Sprawdzenie gotowości sił Marynarki Wojennej
Prowadzone pod dowództwem Naczelnego Wodza Marynarki Wojennej admirała Nikołaja Jewmenowa mają na celu "sprawdzenie gotowości sił Marynarki Wojennej do ochrony interesów narodowych Federacji Rosyjskiej na ważnym operacyjnie obszarze oraz spójności pracy dowództw różnych szczebli dowodzenia".

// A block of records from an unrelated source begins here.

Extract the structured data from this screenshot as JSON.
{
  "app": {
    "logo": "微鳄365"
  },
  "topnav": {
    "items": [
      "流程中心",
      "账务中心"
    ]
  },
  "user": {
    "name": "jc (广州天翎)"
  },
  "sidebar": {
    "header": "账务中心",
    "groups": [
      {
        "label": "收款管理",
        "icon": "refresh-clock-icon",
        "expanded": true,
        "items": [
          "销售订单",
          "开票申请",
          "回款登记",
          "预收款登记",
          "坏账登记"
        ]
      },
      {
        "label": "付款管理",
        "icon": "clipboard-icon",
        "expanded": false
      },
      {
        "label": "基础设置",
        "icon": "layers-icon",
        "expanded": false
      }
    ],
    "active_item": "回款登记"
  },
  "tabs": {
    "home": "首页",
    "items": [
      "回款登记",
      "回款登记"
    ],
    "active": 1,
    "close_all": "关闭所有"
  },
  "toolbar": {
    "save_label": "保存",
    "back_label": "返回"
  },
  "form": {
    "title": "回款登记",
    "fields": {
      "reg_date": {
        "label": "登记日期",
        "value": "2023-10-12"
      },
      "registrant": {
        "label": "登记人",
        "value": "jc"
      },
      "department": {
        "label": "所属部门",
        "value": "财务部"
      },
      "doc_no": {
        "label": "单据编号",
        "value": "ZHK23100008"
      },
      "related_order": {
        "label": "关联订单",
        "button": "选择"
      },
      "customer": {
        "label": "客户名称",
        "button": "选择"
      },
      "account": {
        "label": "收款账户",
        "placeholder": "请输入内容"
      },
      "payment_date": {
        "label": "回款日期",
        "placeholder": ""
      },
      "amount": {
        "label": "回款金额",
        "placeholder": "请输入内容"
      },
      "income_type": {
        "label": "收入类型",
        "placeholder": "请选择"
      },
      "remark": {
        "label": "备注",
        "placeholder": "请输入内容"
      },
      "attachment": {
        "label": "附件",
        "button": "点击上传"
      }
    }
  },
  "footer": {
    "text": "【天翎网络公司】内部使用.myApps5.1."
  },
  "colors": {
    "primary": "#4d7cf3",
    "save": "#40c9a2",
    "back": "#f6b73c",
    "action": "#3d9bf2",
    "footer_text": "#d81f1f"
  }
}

W ponad 200 ćwiczeń bojowych, w tym z użyciem broni, zaangażowanych ma zostać ponad 30 okrętów wojennych i łodzi, 20 statków pomocniczych, 30 samolotów lotnictwa morskiego i rosyjskich sił powietrznych oraz około 6 tysięcy personelu wojskowego. Mają one wypracować "środki ochrony szlaków morskich, transportu wojsk i ładunków wojskowych, a także obrony wybrzeża morskiego". Po zakończeniu ćwiczeń okręty mają powrócić do swoich stałych baz. W komunikacie nie podano na jakim dokładnie obszarze planowane są manewry.
Rosnące napięcia
Nazwa ćwiczeń może być nawiązaniem do operacji morskiej "Tarcza Oceanu" przeprowadzonej w 2016 r. przez NATO i szereg innych państw z Europy, Oceanii, Ameryki Południowej i Azji przeciwko somalijskim piratom. Brały w niej udział także okręty z Chin, Rosji i Ukrainy. Kontekst aktualnych manewrów jest daleki od zgodnej współpracy tych krajów.
Obecne rosyjskie ćwiczenia zbiegają się w czasie ze wzrastającym napięciem na granicy polsko-białoruskiej związanym z obecnością na Białorusi najemników Grupy Wagnera oraz ruchami białoruskich sił lotniczych w okolicy Białowieży. Nagłe ogłoszenie manewrów na Bałtyku musi wzbudzać w tym kontekście zrozumiałe zaniepokojenie ze strony Polski i państw bałtyckich.